The chance to grade professors is the highlight of the semester for many GW students. Who can pass up the opportunity to put into writing how irritating it is for an instructor to ask students to please leave when they are only 15 seconds late? Or how about the professor who believes that a 71-percent class average on the last quiz means that students are doing too well and decides the midterm will be much harder.

For good or ill, course evaluations may be the best hope some students have for communicating their classroom experience to academic department heads and other students who may take the class in the future. As the semester comes to a close, students are required to complete two slightly different course evaluations. The Student Association writes one evaluation, and the other evaluation is for the academic department that offers the individual courses.

The SA compiles its course evaluations to produce the Academic Update, which gives students the opportunity to view information about the course and the professor, according to Elizabeth Cox, SA vice president for Academic Affairs. She heads the committee that produces the Academic Update, which can be viewed online at http://sa.gwu.edu/student/aupdate.html. The update has not been revised since the spring semester of 1998, but will be updated following spring semester 1999, Cox said. She said she did not know why the update had not been revised in an entire year.

The SA survey, which is presented on the Web site, includes students’ ratings of professors, course workload, the availability of professors for outside help and the level of challenge the course offered. All topics are graded on a scale of one to five.

Students have various learning styles, and a class that is 90 percent tests and 10 percent papers may not be the best for the student who does better in a class that is 50/50, and so on, Cox said.

The SA’s evaluations will give that kind of course information and more in the new update, Cox said. She and her SA assistants are revising evaluations to include more revealing questions about courses, she said.

Basically, this will help students get to know a little more about the professors that they are going to be taking in coming semesters, Cox said.

In addition, this year the committee will be making a professor survey. These surveys will go to professors to fill out and ask questions regarding the use of teaching assistants, cost of books and how many years the professor has taught the course. The professor will also include a 100-word course description.

(The Academic Update) would be an amazing resource, I wish someone had told me about it, junior Elika Naraghi said.

Some students said they had never heard of the service but said they would definitely use it when it becomes available in the spring.

Individual academic departments use a second course evaluation that is distributed to students at the end of the semester.

As chair, I read every single one, said Faye Moskowitz, chairwoman of the English department.
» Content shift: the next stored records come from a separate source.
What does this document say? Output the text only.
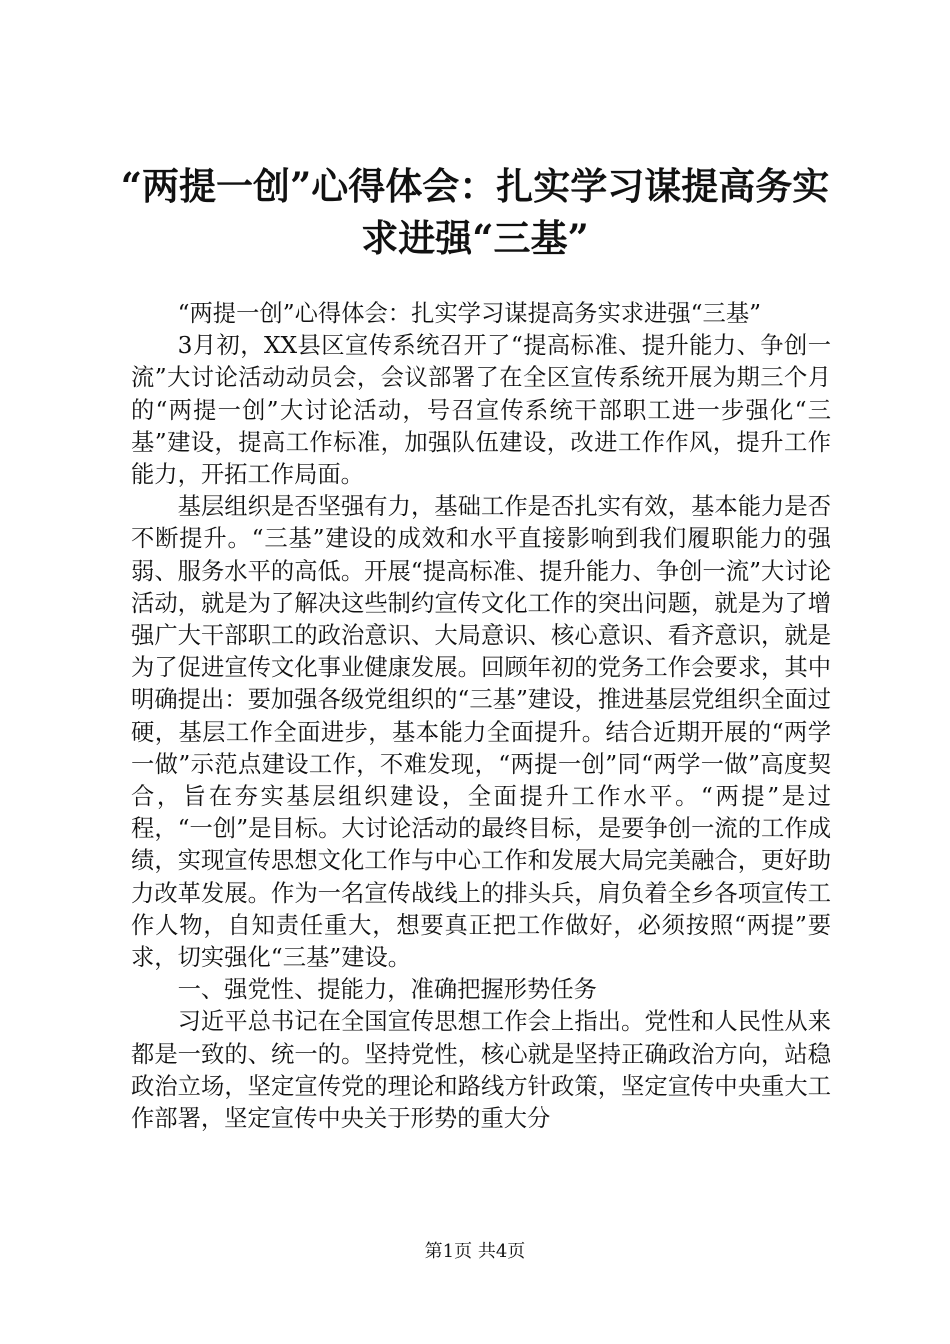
“两提一创”心得体会：扎实学习谋提高务实
求进强“三基”

“两提一创”心得体会：扎实学习谋提高务实求进强“三基”

3月初，XX县区宣传系统召开了“提高标准、提升能力、争创一流”大讨论活动动员会，会议部署了在全区宣传系统开展为期三个月的“两提一创”大讨论活动，号召宣传系统干部职工进一步强化“三基”建设，提高工作标准，加强队伍建设，改进工作作风，提升工作能力，开拓工作局面。

基层组织是否坚强有力，基础工作是否扎实有效，基本能力是否不断提升。“三基”建设的成效和水平直接影响到我们履职能力的强弱、服务水平的高低。开展“提高标准、提升能力、争创一流”大讨论活动，就是为了解决这些制约宣传文化工作的突出问题，就是为了增强广大干部职工的政治意识、大局意识、核心意识、看齐意识，就是为了促进宣传文化事业健康发展。回顾年初的党务工作会要求，其中明确提出：要加强各级党组织的“三基”建设，推进基层党组织全面过硬，基层工作全面进步，基本能力全面提升。结合近期开展的“两学一做”示范点建设工作，不难发现，“两提一创”同“两学一做”高度契合，旨在夯实基层组织建设，全面提升工作水平。“两提”是过程，“一创”是目标。大讨论活动的最终目标，是要争创一流的工作成绩，实现宣传思想文化工作与中心工作和发展大局完美融合，更好助力改革发展。作为一名宣传战线上的排头兵，肩负着全乡各项宣传工作人物，自知责任重大，想要真正把工作做好，必须按照“两提”要求，切实强化“三基”建设。

一、强党性、提能力，准确把握形势任务

习近平总书记在全国宣传思想工作会上指出。党性和人民性从来都是一致的、统一的。坚持党性，核心就是坚持正确政治方向，站稳政治立场，坚定宣传党的理论和路线方针政策，坚定宣传中央重大工作部署，坚定宣传中央关于形势的重大分

第1页 共4页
She said that if a majority of responses from a certain class indicate that the instructor is having difficulty being as effective as he or she could be, Moskowitz would work with the professor on improvement.

Both departmental and SA evaluations are filled out anonymously.

We find that students are emboldened to say what they truly believe, said Moskowitz of the evaluations’ policy of anonymity.

This year the English department is working on altering its evaluations to elicit more informative responses, said English professor Lee Salamon, who heads the department’s committee on course evaluations.

The department now uses a scale method, in which answers are based on a scale between one and five.

Many students have circled all fours (on their evaluation), and you can see that they spent no more than 30 seconds on it, Salamon said.